Brisbane headquartered insurer Suncorp has adjusted its reinsurance program structure for the 2024 fiscal year in light of material market hardening, reducing the top of the tower by $400 million at the same time as increasing the retention by $100 million, and opting against the renewal of its aggregate excess of loss (XoL) cover.
The insurer says that the hardening reinsurance market results in “increased reinsurance premiums and increased risk retention for FY24,” which impacts both its natural hazard allowance and the level of capital the group needs to hold.
For FY24, Suncorp’s core catastrophe reinsurance program covers its home, motor, and commercial property portfolios across Australia and New Zealand.
For the year ahead, the program provides protection for losses between $350 million and $6.4 billion (including one full prepaid reinstatement), compared with a maximum retention of $250 million and losses up to $6.8 billion in FY23. The $350 million retention is for a first large event and the retention for a second large event is $250 million.
In fact, the second, third, and fourth event retention has been lowered to $250 million via the purchase of group dropdown covers. In Australia, a dropdown program was also placed at the renewal which reduces the third and fourth event retention for events to $150 million.
In New Zealand, buydown (including a prepaid reinstatement) has only been 52% placed to provide protection between NZ$100 million and the Group’s maximum $350 million event retention. The insurer explains that placing the remaining 48% of this slice of coverage “was not economically viable”.
The higher retention, explains Suncorp, is mostly a result of higher reinsurance costs in the aftermath of the Auckland floods and Cyclone Gabrielle that occurred during FY23.
Although the top of the tower has come down to $6.4 billion, this is still above the Australia and New Zealand regulatory requirements.
According to Suncorp, as well as the hard market, the reduction is also a reflection of its entry into the Australian Cyclone Reinsurance Pool, and greater coverage from Toka Tū Ake EQC in New Zealand.
In a further signal of the hardening reinsurance market, Suncorp has decided not to renew its aggregate XoL cover for FY24.
Although it has renewed its quota share arrangement, ceding 30% from the Queensland home insurance book.
“We continue to see a significant reassessment of risk by our reinsurance partners, which reflects elevated natural hazard activity in recent years both globally and in Australia and New Zealand. This, combined with broader inflationary pressures across the economy, continues to impact the cost of reinsurance across the industry,” said Suncorp’s Chief Executive Officer (CEO), Steve Johnston. “This renewal again underscores the challenges facing the insurance industry in Australia and New Zealand. If the proposed sale of Suncorp Bank to ANZ is approved, Suncorp would become a dedicated insurer at a time when the value of insurance to the economy and the public has never been greater.”

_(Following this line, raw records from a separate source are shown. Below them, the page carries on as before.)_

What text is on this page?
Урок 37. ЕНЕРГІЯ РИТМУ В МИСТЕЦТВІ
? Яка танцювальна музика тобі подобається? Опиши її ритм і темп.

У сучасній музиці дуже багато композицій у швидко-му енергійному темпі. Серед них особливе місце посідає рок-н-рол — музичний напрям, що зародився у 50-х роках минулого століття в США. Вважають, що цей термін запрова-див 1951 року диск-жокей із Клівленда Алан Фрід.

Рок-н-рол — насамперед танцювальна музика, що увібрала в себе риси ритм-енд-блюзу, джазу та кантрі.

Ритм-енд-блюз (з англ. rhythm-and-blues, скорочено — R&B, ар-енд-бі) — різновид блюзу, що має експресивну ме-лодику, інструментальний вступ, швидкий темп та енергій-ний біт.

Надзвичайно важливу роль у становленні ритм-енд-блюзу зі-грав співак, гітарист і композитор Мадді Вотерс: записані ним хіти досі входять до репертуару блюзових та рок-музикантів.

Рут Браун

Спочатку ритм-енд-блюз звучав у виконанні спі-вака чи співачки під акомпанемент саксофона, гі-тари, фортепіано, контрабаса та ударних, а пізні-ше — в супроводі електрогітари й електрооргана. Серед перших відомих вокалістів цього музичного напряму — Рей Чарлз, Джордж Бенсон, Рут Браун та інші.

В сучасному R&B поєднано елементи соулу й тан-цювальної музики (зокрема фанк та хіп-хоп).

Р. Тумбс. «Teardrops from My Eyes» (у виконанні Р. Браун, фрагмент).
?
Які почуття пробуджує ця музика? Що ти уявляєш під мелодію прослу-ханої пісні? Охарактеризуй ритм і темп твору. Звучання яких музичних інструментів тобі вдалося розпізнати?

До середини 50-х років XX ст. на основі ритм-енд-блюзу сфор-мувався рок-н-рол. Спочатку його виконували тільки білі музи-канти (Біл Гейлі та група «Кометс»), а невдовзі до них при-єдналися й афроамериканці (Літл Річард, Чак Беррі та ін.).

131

While Suncorp explored a number of other forms of reinsurance, including a whole account quota share, Johnston added that the protection secured “provides the best outcome, balancing optimal returns with an acceptable level of volatility.”
You can see Suncorp’s FY24 reinsurance program below:

All in all, Suncorp anticipates the combined cost of its FY24 catastrophe reinsurance premiums and the natural hazard allowance to rise by around $250 million, or 12% from the previous year, reflecting the hardening market cycle and the impacts of losses in both countries in recent years.
Specifically, Suncorp expects the natural hazard allowance to rise from $1.16 billion to $1.36 billion in light of the higher retention outlined above and the inflationary claims landscape, somewhat offset by the ceding of cyclone risk to the pool in Australia.
Commenting on its natural hazard experience for FY23, Suncorp is estimating an impact of between $1.25 billion and $1.28 billion which is above the allowance of $1.16 billion.
The costliest event for the firm is expected to be the October 2022 Australia floods at a cost of $210 million, followed by the Newcastle hail event in May 2023 at up to $100 million, and then the Sydney east coast low in July 2022 at a cost of $87 million.